Grief rushed Morgan, hit him in the solar plexus. She had described Meggie’s last school picture to the hair ribbons. He fisted his hands, swallowed, and rubbed his chest. “Get the hell out of my head.”
Chapter Nine
HIM telling her to get the hell out of his head wasn’t exactly a positive statement, but Destiny didn’t think this was the time to say so. Somewhat heartsore as a result of his abrupt dismissal, Destiny allowed that if she lost one of her sisters, she might not be half as nice.
“I’m not in your head,” she said, softening her tone, “but Meggie’s here for a reason, or she wouldn’t have shown herself to me.
“She said she needs her brother to remember, and at first, I t
hought she was talking about Horace.”
“Horace?” Morgan asked, grasping at the subject change like a lifeline, though she couldn’t see him beyond the curtain. “Another ghost? Is he as young as Meggie?”
“No, he’s about my age, handsome, with a sense of humor, and a thick head of dark hair. Virile,” she added, to tick Morgan off and replace sorrow with ire, sure she could hear him gritting his teeth. Jealousy. Good sign.
“What the Hades is this Horace guy doing here?”
“He was the last lighthouse keeper, and he looks yummers in that uniform, I’ll tell you, but he doesn’t know why he’s here.”
The bed creaking and Morgan mumbling about plucking lighthouse keepers were the last sounds Destiny remembered. She woke to find Morgan doing push-ups on the floor, on her side of the bed, Caramello riding his back, kitty paws around his neck. She wished she’d brought a camera.
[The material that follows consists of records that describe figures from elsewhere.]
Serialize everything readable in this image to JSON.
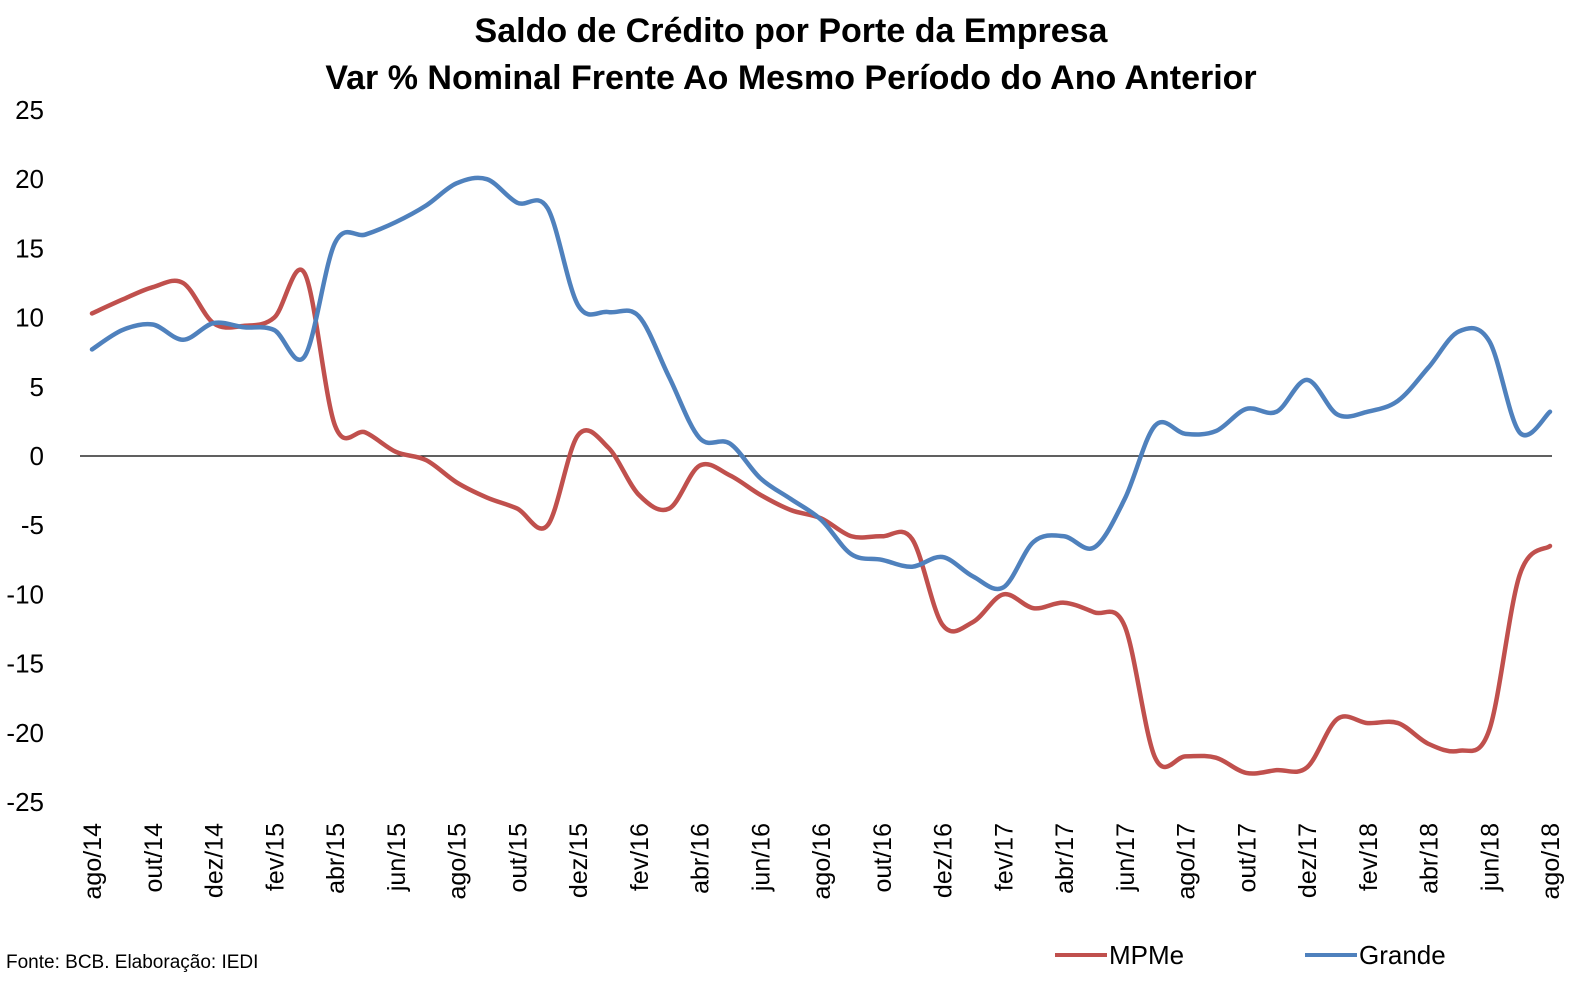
{
  "title_line1": "Saldo de Crédito por Porte da Empresa",
  "title_line2": "Var % Nominal Frente Ao Mesmo Período do Ano Anterior",
  "source": "Fonte: BCB. Elaboração: IEDI",
  "chart_data": {
    "type": "line",
    "title": "Saldo de Crédito por Porte da Empresa / Var % Nominal Frente Ao Mesmo Período do Ano Anterior",
    "xlabel": "",
    "ylabel": "",
    "ylim": [
      -25,
      25
    ],
    "yticks": [
      25,
      20,
      15,
      10,
      5,
      0,
      -5,
      -10,
      -15,
      -20,
      -25
    ],
    "grid": false,
    "zero_line": true,
    "legend_position": "bottom-right",
    "x": [
      "ago/14",
      "set/14",
      "out/14",
      "nov/14",
      "dez/14",
      "jan/15",
      "fev/15",
      "mar/15",
      "abr/15",
      "mai/15",
      "jun/15",
      "jul/15",
      "ago/15",
      "set/15",
      "out/15",
      "nov/15",
      "dez/15",
      "jan/16",
      "fev/16",
      "mar/16",
      "abr/16",
      "mai/16",
      "jun/16",
      "jul/16",
      "ago/16",
      "set/16",
      "out/16",
      "nov/16",
      "dez/16",
      "jan/17",
      "fev/17",
      "mar/17",
      "abr/17",
      "mai/17",
      "jun/17",
      "jul/17",
      "ago/17",
      "set/17",
      "out/17",
      "nov/17",
      "dez/17",
      "jan/18",
      "fev/18",
      "mar/18",
      "abr/18",
      "mai/18",
      "jun/18",
      "jul/18",
      "ago/18"
    ],
    "x_tick_labels": [
      "ago/14",
      "out/14",
      "dez/14",
      "fev/15",
      "abr/15",
      "jun/15",
      "ago/15",
      "out/15",
      "dez/15",
      "fev/16",
      "abr/16",
      "jun/16",
      "ago/16",
      "out/16",
      "dez/16",
      "fev/17",
      "abr/17",
      "jun/17",
      "ago/17",
      "out/17",
      "dez/17",
      "fev/18",
      "abr/18",
      "jun/18",
      "ago/18"
    ],
    "series": [
      {
        "name": "MPMe",
        "color": "#c0504d",
        "values": [
          10.3,
          11.3,
          12.2,
          12.5,
          9.6,
          9.4,
          10.0,
          13.2,
          2.2,
          1.7,
          0.3,
          -0.3,
          -1.9,
          -3.0,
          -3.8,
          -5.0,
          1.5,
          0.6,
          -2.8,
          -3.8,
          -0.7,
          -1.4,
          -2.8,
          -3.9,
          -4.5,
          -5.8,
          -5.8,
          -6.0,
          -12.2,
          -12.0,
          -10.0,
          -11.0,
          -10.6,
          -11.3,
          -12.3,
          -21.8,
          -21.7,
          -21.8,
          -22.9,
          -22.7,
          -22.5,
          -19.0,
          -19.3,
          -19.3,
          -20.8,
          -21.3,
          -19.8,
          -8.6,
          -6.5
        ]
      },
      {
        "name": "Grande",
        "color": "#4f81bd",
        "values": [
          7.7,
          9.1,
          9.5,
          8.4,
          9.6,
          9.3,
          9.1,
          7.2,
          15.4,
          16.0,
          16.9,
          18.1,
          19.7,
          20.0,
          18.3,
          17.9,
          10.9,
          10.4,
          10.1,
          5.7,
          1.3,
          0.9,
          -1.6,
          -3.1,
          -4.6,
          -7.1,
          -7.5,
          -8.0,
          -7.3,
          -8.7,
          -9.5,
          -6.2,
          -5.8,
          -6.6,
          -3.1,
          2.2,
          1.6,
          1.8,
          3.4,
          3.2,
          5.5,
          3.0,
          3.2,
          4.0,
          6.4,
          9.0,
          8.3,
          1.7,
          3.2
        ]
      }
    ]
  }
}
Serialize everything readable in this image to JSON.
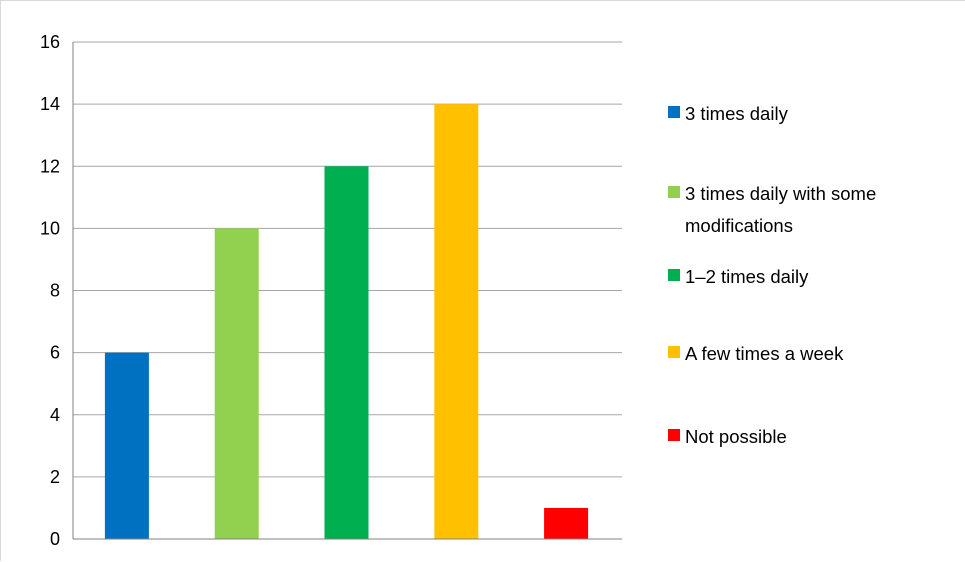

Destiny bit the inside of her lip, she was so charmed. “Good morning,” she said. “You’re working up quite a sweat.”
“You snore,” he snapped. “So does your cat. And what’s with the noises you make while you sleep?”
“What noises? My—no man has ever complained about the noises I make in my sleep.” She’d nearly said her sisters didn’t, but in a perverse way, she liked baiting him.
He stopped flexing his muscles and gave her a nasty look. So he did care where she slept and with whom? An interesting sign from a man she’d been sparring with and lusting after from day one. A man who’d been running since day one.
“You whimper and you sigh,” he said, “like you’re having great sex—and your cat slept on my chest, braying like a drunk donkey.”
Destiny sat up, shook her head, and ran her hands through her hair, sure she had a bad case of bed head. “I see you’re a morning person.” She got up and found one of his pajama tops to use in lieu of a robe.
“Your hair’s a mess,” he said, “but it’s never looked so beautiful.” He stood wiping the perspiration off his face and chest with a towel he’d thrown over the foot of the bed. She wished she had the balls to push him back on the bed and make him sweat some more.